The first settlers arrived in Bolivar about the year 1829 and settled between Tubmill Creek and the Conemaugh River. Most of the men were employed by the Pennsylvania Canal. The canal was located on the south side of the Conemaugh River. Some of the locks still may be seen west of town.

Several small brickyards were started in the area, producing a red brick. Some of the houses on Second Street were constructed of these brick. They are still well-preserved today after exposure to the elements for over a century.

The Pennsylvania Railroad replaced the canal in 1846. Brickyards No. 1, and No. 2, and No. 3 were constructed between the Conemaugh River and the railroad. Bolivar was beginning to grow and prosper and was known as a "Brick Town". In 1863 Bolivar withdrew from Fairfield Township and became a borough, under the grounds that it was designed like many other boroughs of the time, in a checkerboard pattern.
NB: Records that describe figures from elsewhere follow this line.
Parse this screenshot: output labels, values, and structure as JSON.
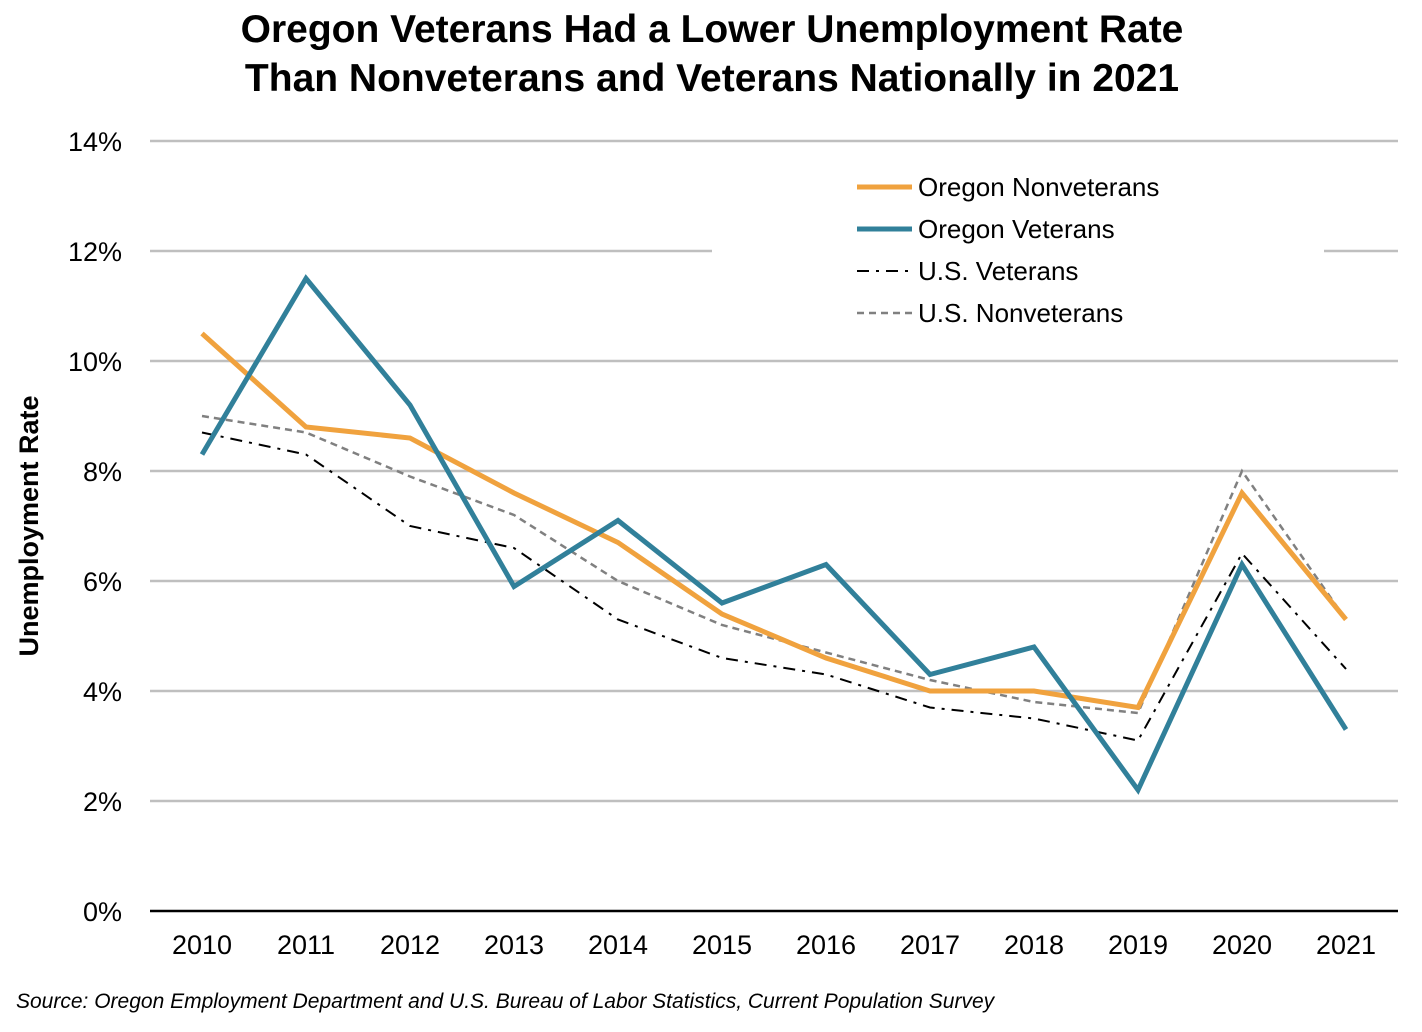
{
  "chart_data": {
    "type": "line",
    "title_lines": [
      "Oregon Veterans Had a Lower Unemployment Rate",
      "Than Nonveterans and Veterans Nationally in 2021"
    ],
    "ylabel": "Unemployment Rate",
    "xlabel": "",
    "categories": [
      "2010",
      "2011",
      "2012",
      "2013",
      "2014",
      "2015",
      "2016",
      "2017",
      "2018",
      "2019",
      "2020",
      "2021"
    ],
    "ylim": [
      0,
      14
    ],
    "ytick_values": [
      0,
      2,
      4,
      6,
      8,
      10,
      12,
      14
    ],
    "ytick_labels": [
      "0%",
      "2%",
      "4%",
      "6%",
      "8%",
      "10%",
      "12%",
      "14%"
    ],
    "grid": true,
    "legend_position": "top-right",
    "series": [
      {
        "name": "Oregon Nonveterans",
        "color": "#F0A23E",
        "style": "solid",
        "values": [
          10.5,
          8.8,
          8.6,
          7.6,
          6.7,
          5.4,
          4.6,
          4.0,
          4.0,
          3.7,
          7.6,
          5.3
        ]
      },
      {
        "name": "Oregon Veterans",
        "color": "#31809A",
        "style": "solid",
        "values": [
          8.3,
          11.5,
          9.2,
          5.9,
          7.1,
          5.6,
          6.3,
          4.3,
          4.8,
          2.2,
          6.3,
          3.3
        ]
      },
      {
        "name": "U.S. Veterans",
        "color": "#000000",
        "style": "dashdot",
        "values": [
          8.7,
          8.3,
          7.0,
          6.6,
          5.3,
          4.6,
          4.3,
          3.7,
          3.5,
          3.1,
          6.5,
          4.4
        ]
      },
      {
        "name": "U.S. Nonveterans",
        "color": "#808080",
        "style": "dash",
        "values": [
          9.0,
          8.7,
          7.9,
          7.2,
          6.0,
          5.2,
          4.7,
          4.2,
          3.8,
          3.6,
          8.0,
          5.3
        ]
      }
    ],
    "source": "Source: Oregon Employment Department and U.S. Bureau of Labor Statistics, Current Population Survey"
  }
}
Bolivar borough was incorporated November 25, 1863.

The north side of the Conemaugh was a very desirable location for new construction of brickyards due to the completion of the Western Pennsylvania Railroad from Blairsville to Bolivar, and the close proximity to coal and clay. No. 4 Brickyard at the time of its first operation was the largest brickyard in the North American continent, having a capacity of 100,000 paving blocks each day. The Robinson Brothers also constructed a brickyard, and it is the only one in existence at the present time, being known as Garfield Refractories Co. The Enamel Works started in 1899 with a large government contract. The Bolivar School was constructed of brick made from the Enamel Works.
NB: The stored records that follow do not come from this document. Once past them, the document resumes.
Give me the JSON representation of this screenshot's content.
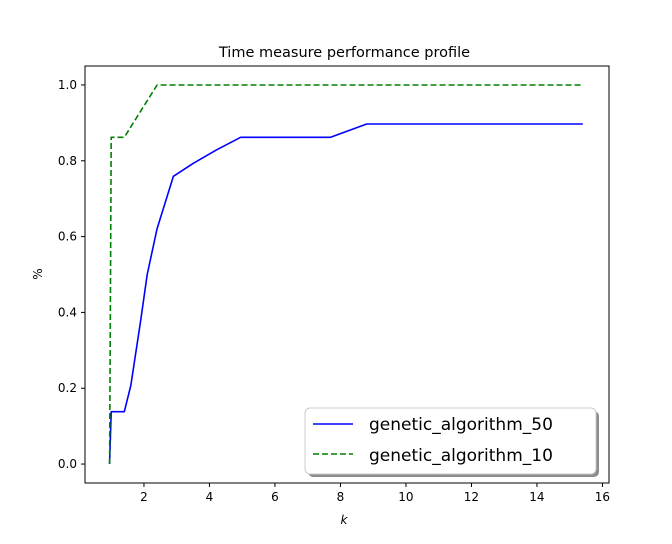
{
  "chart_data": {
    "type": "line",
    "title": "Time measure performance profile",
    "xlabel": "k",
    "ylabel": "%",
    "xlim": [
      0.2,
      16.2
    ],
    "ylim": [
      -0.05,
      1.05
    ],
    "xticks": [
      2,
      4,
      6,
      8,
      10,
      12,
      14,
      16
    ],
    "yticks": [
      0.0,
      0.2,
      0.4,
      0.6,
      0.8,
      1.0
    ],
    "grid": false,
    "legend_position": "lower-right",
    "series": [
      {
        "name": "genetic_algorithm_50",
        "color": "#0000ff",
        "linestyle": "solid",
        "x": [
          0.95,
          1.0,
          1.05,
          1.4,
          1.6,
          1.9,
          2.1,
          2.4,
          2.9,
          3.5,
          4.2,
          4.95,
          5.5,
          7.7,
          8.8,
          15.4
        ],
        "y": [
          0.0,
          0.138,
          0.138,
          0.138,
          0.207,
          0.379,
          0.5,
          0.621,
          0.759,
          0.793,
          0.828,
          0.862,
          0.862,
          0.862,
          0.897,
          0.897
        ]
      },
      {
        "name": "genetic_algorithm_10",
        "color": "#008000",
        "linestyle": "dashed",
        "x": [
          0.95,
          1.0,
          1.05,
          1.4,
          1.9,
          2.4,
          15.4
        ],
        "y": [
          0.0,
          0.862,
          0.862,
          0.862,
          0.931,
          1.0,
          1.0
        ]
      }
    ]
  }
}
J. B. Hammond got control of the five brickyards in Bolivar and several in Clearfield County just before the start of the 20th century, and a rapid expansion took place. This might be called "The Golden Era of Bolivar." A large hotel was started near the station and a large department store was planned for Washington and Second Streets. Pipes were laid under the streets for central heating, but the dream was never realized. A panic took place in 1902, the bank failed (the depositors were paid in full later) and the brickyards were forced into receivership.

From 1914 through the 1920s, Bolivar enjoyed its second boom period. Soissons and General Refractories took over the brickyards and the Lacolle Mine and Ridgeview Coal Mines were opened, and shipped large quantities of coal. Mining, lumbering and manufacturing employed many persons. The Lincoln Brickyard enjoyed a brief period of prosperity under the leadership of Lorenzo Mumford. He was a leader, designer of bricks, and salesman, and kept the yard going for many months. He sold a million bricks to the Chase National Bank in New York for construction of one of its banks.

Bolivar was hit hard by the Great Depression of the 1930s. The following losses during the depression and the years ensuing have not been replaced in many instances. Bolivar has lost six brickyards, two large coal companies, restaurants, flour and feed mill, railroad station, express station, two banks, lumber yard, opera house, movie house, dentist office, The Bolivar News, Cornet Band, swimming pool, bakery, jewelry store, furniture store.

The Antiochian Village was established in 1978. The Ligonier Meeting of American bishops took place there in 1994.